According to, "House Speaker Nancy Pelosi and top Democrats opened an all-fronts charge Tuesday to pass a $1 trillion, 10-year health care overhaul by August, unveiling legislation that would tax the wealthy to pay for universal coverage, create a public insurance plan and require individuals to carry insurance and businesses to offer it."

They hope to pass this bill in the next 15 days (counting the weekends).

The story seems to be that, without health insurance, there is no access to health care. That is not quite true. Hospital Emergency Rooms must treat patients regardless of their ability to pay. And, as Ed Morrissey over at Hot Air pointed out, just because the Government says they'll take care of your medical needs, doesn't mean you have access to a doctor or a hospital.

Without doctors, nurse practitioners, nurses, physician assistants, technicians, pharmacists, therapists, and some health-related jobs I'm forgetting, no one has access to health care. The population of the U.S. is growing in real numbers and demographically is getting older--which means increasing demand. Is the supply keeping up?

Curious, I looked at medical schools and found this report on enrollment, just released by the Association of American Medical Colleges.

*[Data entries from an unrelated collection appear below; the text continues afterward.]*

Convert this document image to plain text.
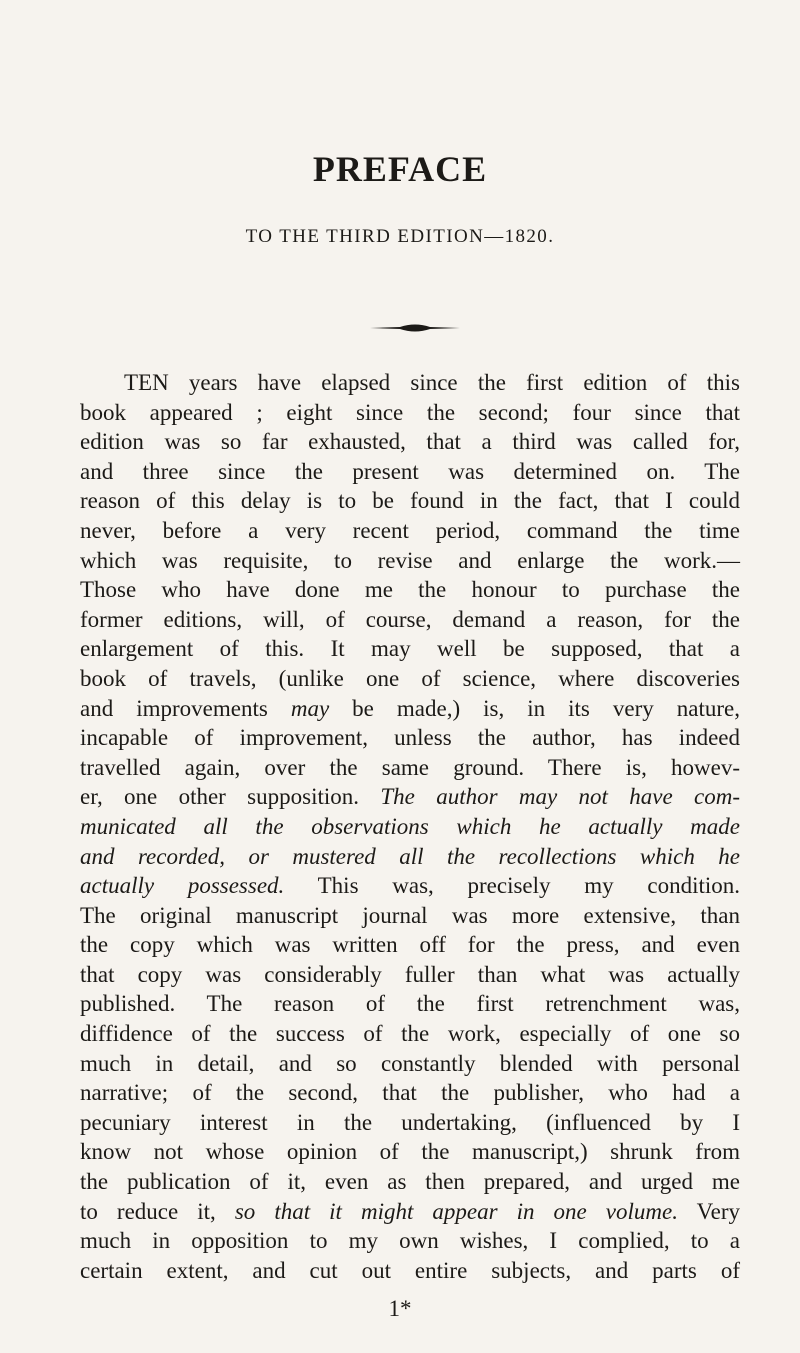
PREFACE
TO THE THIRD EDITION—1820.
TEN years have elapsed since the first edition of this
book appeared ; eight since the second; four since that
edition was so far exhausted, that a third was called for,
and three since the present was determined on. The
reason of this delay is to be found in the fact, that I could
never, before a very recent period, command the time
which was requisite, to revise and enlarge the work.—
Those who have done me the honour to purchase the
former editions, will, of course, demand a reason, for the
enlargement of this. It may well be supposed, that a
book of travels, (unlike one of science, where discoveries
and improvements may be made,) is, in its very nature,
incapable of improvement, unless the author, has indeed
travelled again, over the same ground. There is, howev-
er, one other supposition. The author may not have com-
municated all the observations which he actually made
and recorded, or mustered all the recollections which he
actually possessed. This was, precisely my condition.
The original manuscript journal was more extensive, than
the copy which was written off for the press, and even
that copy was considerably fuller than what was actually
published. The reason of the first retrenchment was,
diffidence of the success of the work, especially of one so
much in detail, and so constantly blended with personal
narrative; of the second, that the publisher, who had a
pecuniary interest in the undertaking, (influenced by I
know not whose opinion of the manuscript,) shrunk from
the publication of it, even as then prepared, and urged me
to reduce it, so that it might appear in one volume. Very
much in opposition to my own wishes, I complied, to a
certain extent, and cut out entire subjects, and parts of
1*
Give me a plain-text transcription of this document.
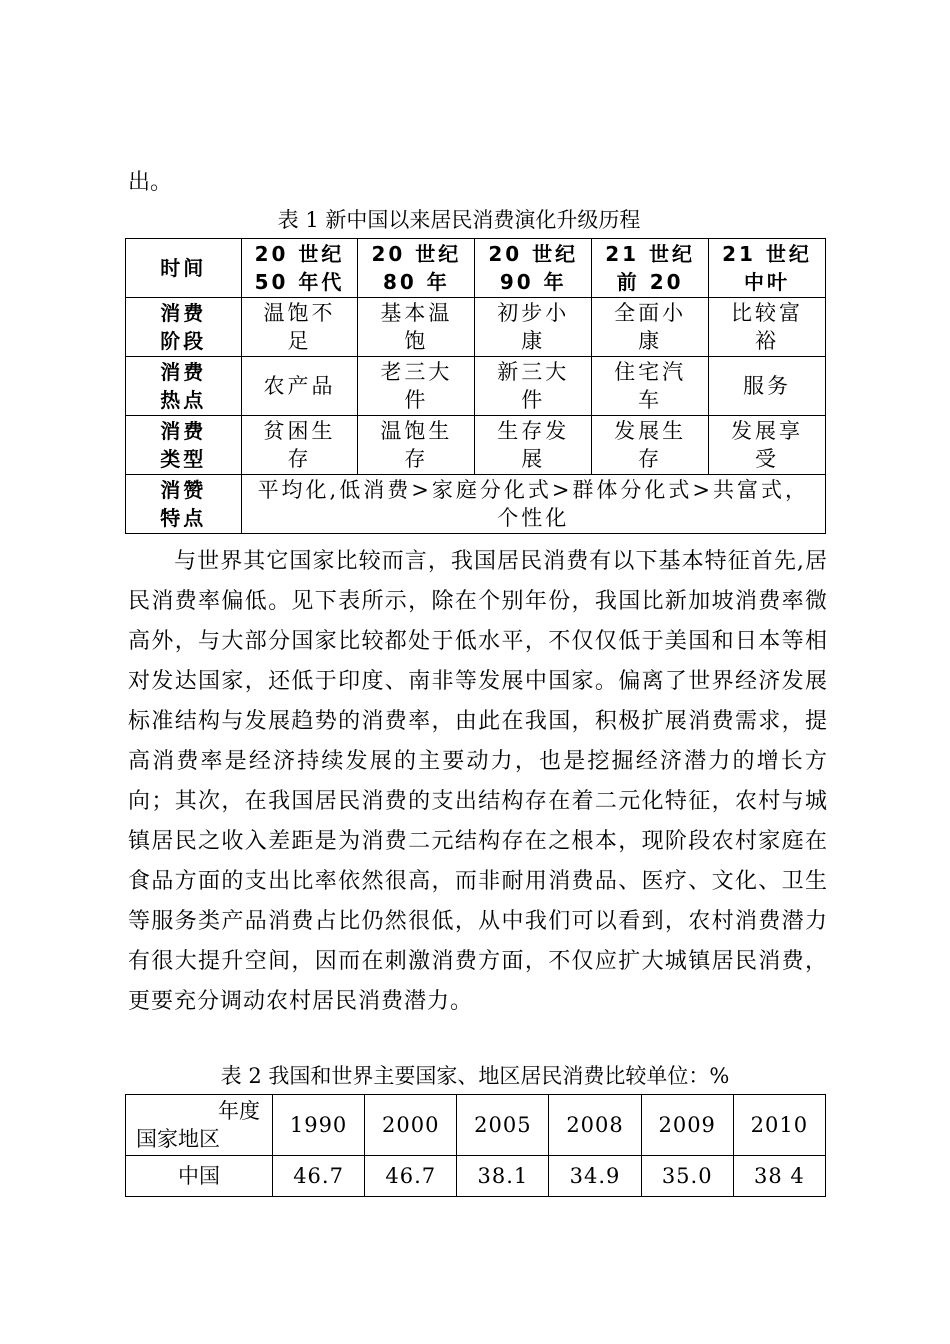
出。
表 1 新中国以来居民消费演化升级历程
时间	20 世纪 50 年代	20 世纪 80 年	20 世纪 90 年	21 世纪 前 20	21 世纪 中叶
消费阶段	温饱不足	基本温饱	初步小康	全面小康	比较富裕
消费热点	农产品	老三大件	新三大件	住宅汽车	服务
消费类型	贫困生存	温饱生存	生存发展	发展生存	发展享受
消赞特点	平均化,低消费>家庭分化式>群体分化式>共富式，个性化				
与世界其它国家比较而言，我国居民消费有以下基本特征首先,居民消费率偏低。见下表所示，除在个别年份，我国比新加坡消费率微高外，与大部分国家比较都处于低水平，不仅仅低于美国和日本等相对发达国家，还低于印度、南非等发展中国家。偏离了世界经济发展标准结构与发展趋势的消费率，由此在我国，积极扩展消费需求，提高消费率是经济持续发展的主要动力，也是挖掘经济潜力的增长方向；其次，在我国居民消费的支出结构存在着二元化特征，农村与城镇居民之收入差距是为消费二元结构存在之根本，现阶段农村家庭在食品方面的支出比率依然很高，而非耐用消费品、医疗、文化、卫生等服务类产品消费占比仍然很低，从中我们可以看到，农村消费潜力有很大提升空间，因而在刺激消费方面，不仅应扩大城镇居民消费，更要充分调动农村居民消费潜力。
表 2 我国和世界主要国家、地区居民消费比较单位：%
年度
国家地区	1990	2000	2005	2008	2009	2010
中国	46.7	46.7	38.1	34.9	35.0	38 4
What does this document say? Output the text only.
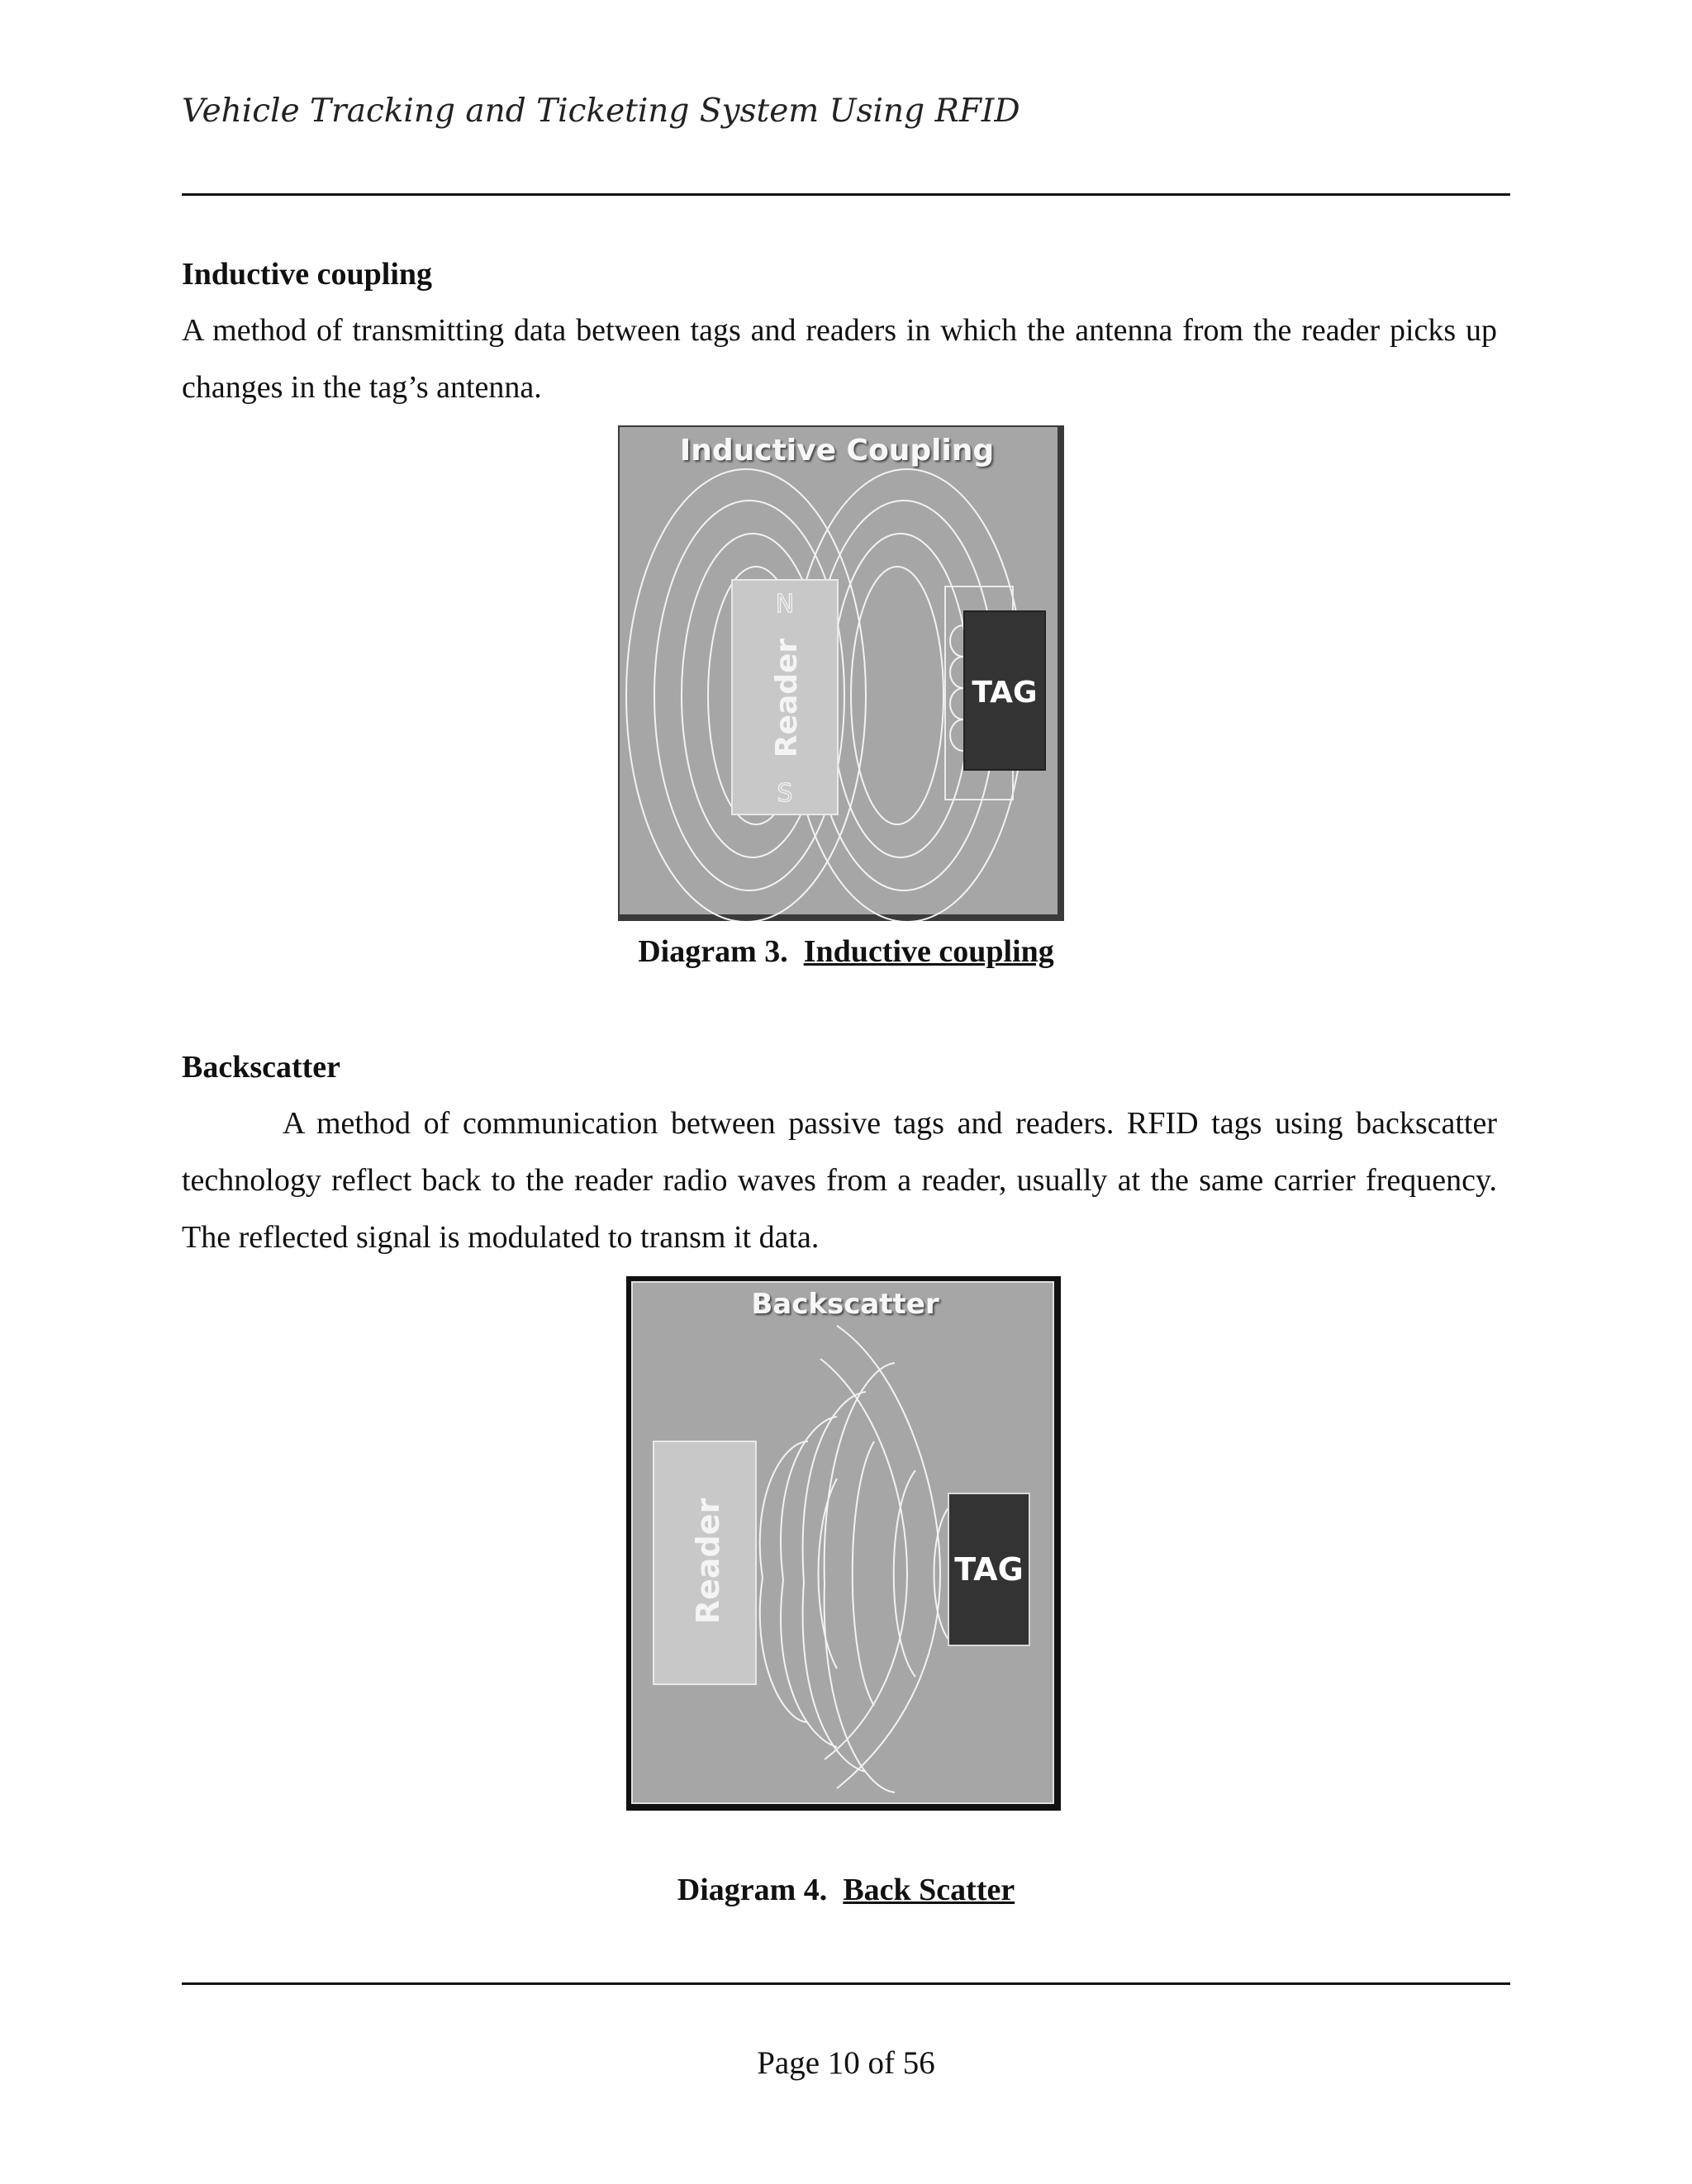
Vehicle Tracking and Ticketing System Using RFID
Inductive coupling
A method of transmitting data between tags and readers in which the antenna from the reader picks up changes in the tag’s antenna.
N
S
Reader	TAG
Inductive Coupling
Diagram 3. Inductive coupling
Backscatter
A method of communication between passive tags and readers. RFID tags using backscatter technology reflect back to the reader radio waves from a reader, usually at the same carrier frequency. The reflected signal is modulated to transm it data.
Reader	TAG
Backscatter
Diagram 4. Back Scatter
Page 10 of 56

There are currently 130 medical schools in the U.S. According to the opening paragraph of the report:

"Each year, the AAMC Center for Workforce Studies surveys medical schools regarding their enrollment plans for the next 5 years. Based on the 2008 survey, the AAMC estimates that first-year U.S. medical school enrollment will increase to 19,946 in the 2013 academic year. This represents an increase of 21% (3,458) from the 2002 academic year. Looking beyond 2013, this rate of growth will not lead to a 30% increase by 2015 as recommended by AAMC, but it could by 2017 or 2018."

Medical schools are targeting minority and rural students, hoping they will practice in underserved communities. The report does not clarify how it arrived at the 30% figure, whether that takes into account the drop-out rate of medical students during their four years of study, the rate of retirement of doctors currently practicing, population growth, or other factors.

The target figure is jeopardized primarily by the lack of financial resources in public schools to expand their classrooms, labs, and faculty; by the cost borne by the medical students; and by a shortage of training clinics. The shortage of clinics is critical: that's where medical students and interns practice, under supervision. Some of these clinics also contract with foreign medical schools, further limiting spaces.

This report is discussing only doctors. Anecdotal evidence (children of friends who want to go into nursing and family members in related health fields) suggests that the problem is worse for other health professions.

So, taking a supply-and-demand approach to this, if we are serious about increasing access to health care, shouldn't we concentrate on increasing the number of providers? And, if the number of providers increases, wouldn't the cost decrease because of competition?

Seems to me that the experience of Canada and the NHS in Britain bear this out. There is universal coverage; access, however, is determined by where you live--how much money your Province or County has in their budget. And, frankly, how is that so different than what happens in the U.S.? Where you live is almost more important than whether or not you have insurance to pay for your care.